Elizabeth Holmes : politique, big pharma et célébrités s’affrontent au procès Theranos


Elizabeth Holmes était la quintessence du prodige des pin-up de la Silicon Valley. À 19 ans, elle a quitté l’université de Stanford pour lancer Theranos, une entreprise riche en investissements, promettant de changer la médecine moderne. À 31 ans, l’abandon charismatique a été présenté par Forbes comme « la plus jeune femme milliardaire autodidacte au monde » et était censé valoir 4,5 milliards de dollars. Le « prochain Steve Jobs », a salué Inc, un magazine économique qui l’a mise en couverture. « Ne vous inquiétez pas », s’est exclamé Bill Clinton alors qu’il la présentait à une foule de conférences en 2015. « L’avenir est entre de bonnes mains ». Tout le monde était d’accord pour dire qu’elle allait changer le monde.
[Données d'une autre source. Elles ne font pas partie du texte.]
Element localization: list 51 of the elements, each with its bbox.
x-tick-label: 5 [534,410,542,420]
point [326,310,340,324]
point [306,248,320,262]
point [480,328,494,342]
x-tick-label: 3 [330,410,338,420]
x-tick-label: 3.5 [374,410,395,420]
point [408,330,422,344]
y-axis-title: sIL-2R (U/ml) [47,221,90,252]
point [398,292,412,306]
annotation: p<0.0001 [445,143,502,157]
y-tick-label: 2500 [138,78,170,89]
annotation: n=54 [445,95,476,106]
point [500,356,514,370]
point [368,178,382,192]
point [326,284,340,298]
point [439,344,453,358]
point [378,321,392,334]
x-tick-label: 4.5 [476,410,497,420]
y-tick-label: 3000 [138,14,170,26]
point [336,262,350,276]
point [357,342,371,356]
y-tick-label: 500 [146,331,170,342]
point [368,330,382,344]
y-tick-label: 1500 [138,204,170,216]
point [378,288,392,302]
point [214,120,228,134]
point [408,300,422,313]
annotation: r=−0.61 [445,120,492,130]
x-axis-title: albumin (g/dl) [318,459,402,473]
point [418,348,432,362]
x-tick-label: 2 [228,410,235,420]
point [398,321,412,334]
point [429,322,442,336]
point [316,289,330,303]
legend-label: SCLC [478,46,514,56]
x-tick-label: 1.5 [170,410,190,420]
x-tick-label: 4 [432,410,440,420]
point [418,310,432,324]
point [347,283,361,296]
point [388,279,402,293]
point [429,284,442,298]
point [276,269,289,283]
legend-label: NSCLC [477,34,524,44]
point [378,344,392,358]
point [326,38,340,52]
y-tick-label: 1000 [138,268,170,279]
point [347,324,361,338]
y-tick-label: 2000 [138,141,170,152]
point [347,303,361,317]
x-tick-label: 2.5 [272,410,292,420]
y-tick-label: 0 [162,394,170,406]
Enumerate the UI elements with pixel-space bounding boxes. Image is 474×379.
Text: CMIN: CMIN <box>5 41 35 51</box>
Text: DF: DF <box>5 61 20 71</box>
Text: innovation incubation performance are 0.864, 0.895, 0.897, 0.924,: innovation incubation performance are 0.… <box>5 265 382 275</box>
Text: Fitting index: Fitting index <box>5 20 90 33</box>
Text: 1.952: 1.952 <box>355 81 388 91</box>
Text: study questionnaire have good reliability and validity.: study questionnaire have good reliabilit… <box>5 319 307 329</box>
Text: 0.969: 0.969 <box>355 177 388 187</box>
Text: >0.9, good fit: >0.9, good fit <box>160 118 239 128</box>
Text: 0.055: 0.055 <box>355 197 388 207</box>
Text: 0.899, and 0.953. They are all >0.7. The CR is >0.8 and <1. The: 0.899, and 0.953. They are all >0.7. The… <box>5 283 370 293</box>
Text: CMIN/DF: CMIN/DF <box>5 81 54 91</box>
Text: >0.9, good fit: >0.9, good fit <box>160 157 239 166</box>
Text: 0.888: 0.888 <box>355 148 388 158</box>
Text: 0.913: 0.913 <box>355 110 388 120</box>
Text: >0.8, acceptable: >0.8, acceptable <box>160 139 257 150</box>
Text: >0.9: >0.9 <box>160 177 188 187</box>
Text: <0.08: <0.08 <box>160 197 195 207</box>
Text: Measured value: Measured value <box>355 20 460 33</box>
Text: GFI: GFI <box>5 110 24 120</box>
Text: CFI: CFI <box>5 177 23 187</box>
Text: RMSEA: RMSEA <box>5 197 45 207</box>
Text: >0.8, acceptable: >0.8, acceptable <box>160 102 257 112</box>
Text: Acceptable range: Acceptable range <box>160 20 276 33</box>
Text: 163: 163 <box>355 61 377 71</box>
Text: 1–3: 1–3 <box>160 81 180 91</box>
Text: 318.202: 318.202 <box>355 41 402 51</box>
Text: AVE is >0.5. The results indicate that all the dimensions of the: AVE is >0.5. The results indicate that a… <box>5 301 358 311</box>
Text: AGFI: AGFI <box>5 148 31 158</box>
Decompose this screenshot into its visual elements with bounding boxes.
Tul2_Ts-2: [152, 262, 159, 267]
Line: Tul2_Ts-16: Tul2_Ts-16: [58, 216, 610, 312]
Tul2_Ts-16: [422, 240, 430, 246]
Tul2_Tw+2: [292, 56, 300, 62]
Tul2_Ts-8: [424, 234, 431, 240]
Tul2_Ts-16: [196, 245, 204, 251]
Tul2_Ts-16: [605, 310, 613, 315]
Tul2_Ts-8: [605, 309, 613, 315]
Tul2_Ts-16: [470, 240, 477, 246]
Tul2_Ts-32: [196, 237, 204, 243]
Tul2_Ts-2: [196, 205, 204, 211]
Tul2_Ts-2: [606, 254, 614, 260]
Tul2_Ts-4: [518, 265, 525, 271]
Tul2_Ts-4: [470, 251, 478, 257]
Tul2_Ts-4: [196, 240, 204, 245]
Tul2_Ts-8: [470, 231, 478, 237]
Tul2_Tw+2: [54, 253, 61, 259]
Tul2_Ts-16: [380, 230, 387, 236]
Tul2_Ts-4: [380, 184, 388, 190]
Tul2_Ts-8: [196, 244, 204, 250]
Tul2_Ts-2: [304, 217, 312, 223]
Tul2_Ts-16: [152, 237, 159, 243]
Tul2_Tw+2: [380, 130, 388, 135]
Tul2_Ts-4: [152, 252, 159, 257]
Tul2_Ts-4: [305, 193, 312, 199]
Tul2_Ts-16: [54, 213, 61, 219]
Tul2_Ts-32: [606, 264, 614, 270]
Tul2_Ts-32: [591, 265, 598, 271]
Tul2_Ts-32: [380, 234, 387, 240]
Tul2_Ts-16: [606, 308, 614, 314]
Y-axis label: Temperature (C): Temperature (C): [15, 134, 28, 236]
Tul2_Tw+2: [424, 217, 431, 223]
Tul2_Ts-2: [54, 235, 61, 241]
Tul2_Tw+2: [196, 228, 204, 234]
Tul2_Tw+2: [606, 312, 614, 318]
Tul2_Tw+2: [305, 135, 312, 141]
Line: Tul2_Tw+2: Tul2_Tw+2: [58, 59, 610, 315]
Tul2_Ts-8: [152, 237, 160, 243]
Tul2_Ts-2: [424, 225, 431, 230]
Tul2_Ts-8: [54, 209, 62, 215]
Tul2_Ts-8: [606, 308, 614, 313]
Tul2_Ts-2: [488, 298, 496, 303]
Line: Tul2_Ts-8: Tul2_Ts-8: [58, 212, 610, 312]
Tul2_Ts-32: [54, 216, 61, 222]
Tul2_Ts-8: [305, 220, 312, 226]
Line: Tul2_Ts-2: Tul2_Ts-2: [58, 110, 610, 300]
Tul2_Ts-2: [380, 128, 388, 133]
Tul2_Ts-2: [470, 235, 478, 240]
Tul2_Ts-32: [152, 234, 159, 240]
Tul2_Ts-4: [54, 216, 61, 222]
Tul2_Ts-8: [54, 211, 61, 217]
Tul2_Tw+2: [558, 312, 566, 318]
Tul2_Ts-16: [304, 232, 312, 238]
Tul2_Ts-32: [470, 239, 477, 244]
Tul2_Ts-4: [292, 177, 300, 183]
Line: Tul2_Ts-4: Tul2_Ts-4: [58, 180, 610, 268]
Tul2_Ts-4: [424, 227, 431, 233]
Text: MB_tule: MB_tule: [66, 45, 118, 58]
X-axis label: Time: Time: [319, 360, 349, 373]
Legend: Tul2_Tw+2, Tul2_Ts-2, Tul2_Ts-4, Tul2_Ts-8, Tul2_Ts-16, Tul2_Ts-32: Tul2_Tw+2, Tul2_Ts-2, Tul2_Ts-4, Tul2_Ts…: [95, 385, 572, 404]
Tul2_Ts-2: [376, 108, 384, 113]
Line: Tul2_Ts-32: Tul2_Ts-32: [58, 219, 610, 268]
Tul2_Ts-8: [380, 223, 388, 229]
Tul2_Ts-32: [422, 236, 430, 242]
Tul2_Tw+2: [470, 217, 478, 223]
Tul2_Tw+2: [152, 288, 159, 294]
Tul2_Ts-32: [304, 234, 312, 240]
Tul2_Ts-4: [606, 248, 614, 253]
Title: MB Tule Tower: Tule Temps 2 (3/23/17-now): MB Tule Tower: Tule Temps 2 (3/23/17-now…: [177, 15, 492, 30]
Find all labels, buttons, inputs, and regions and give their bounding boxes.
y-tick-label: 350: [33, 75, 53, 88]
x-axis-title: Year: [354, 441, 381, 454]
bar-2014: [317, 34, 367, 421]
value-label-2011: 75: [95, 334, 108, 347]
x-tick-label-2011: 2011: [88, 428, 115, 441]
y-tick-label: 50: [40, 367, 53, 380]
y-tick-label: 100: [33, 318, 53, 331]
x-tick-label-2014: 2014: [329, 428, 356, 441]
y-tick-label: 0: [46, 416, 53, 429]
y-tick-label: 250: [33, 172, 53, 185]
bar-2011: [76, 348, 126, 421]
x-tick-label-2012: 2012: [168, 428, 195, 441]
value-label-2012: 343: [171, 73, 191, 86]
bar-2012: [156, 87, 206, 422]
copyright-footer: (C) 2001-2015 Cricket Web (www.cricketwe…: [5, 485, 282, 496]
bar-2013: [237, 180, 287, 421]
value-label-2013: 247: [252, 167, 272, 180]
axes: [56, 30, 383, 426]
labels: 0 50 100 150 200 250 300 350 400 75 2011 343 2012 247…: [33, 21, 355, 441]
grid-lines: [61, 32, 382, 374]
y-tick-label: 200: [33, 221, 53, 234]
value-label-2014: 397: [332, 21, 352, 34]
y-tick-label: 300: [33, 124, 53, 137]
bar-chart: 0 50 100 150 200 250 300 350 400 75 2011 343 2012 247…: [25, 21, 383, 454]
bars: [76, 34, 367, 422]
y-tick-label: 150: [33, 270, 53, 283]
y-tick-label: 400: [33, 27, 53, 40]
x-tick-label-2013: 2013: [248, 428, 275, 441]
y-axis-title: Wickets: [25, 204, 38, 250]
Aujourd’hui, à 37 ans, elle est devant un tribunal et risque 20 ans de prison, accusée d’une fraude épique qui a secoué la Silicon Valley et au-delà. Theranos, qui employait plus de 800 personnes et était évalué à 9 milliards de dollars en 2015, ne vaut rien. Son appareil révolutionnaire pour tester le sang, Edison, le genre de chose qui ferait du test de Covid-19 un jeu d’enfant, s’est avéré une imposture. Les patients ont été mal diagnostiqués. Les investisseurs ont tout perdu.

Il s’agit d’une affaire judiciaire qui englobe des intrigues personnelles, des grandes sociétés pharmaceutiques et des politiciens influents. Holmes se bat contre 12 chefs d’accusation de fraude et de complot en vue de commettre une fraude par fil sur de fausses allégations concernant les tests sanguins et les activités de Theranos et son procès devrait durer de trois à quatre mois. Elle a engagé l’avocat David Boies, qui représentait Harvey Weinstein, pour la défendre. procès l’année prochaine. Ses avocats démentent l’accusation.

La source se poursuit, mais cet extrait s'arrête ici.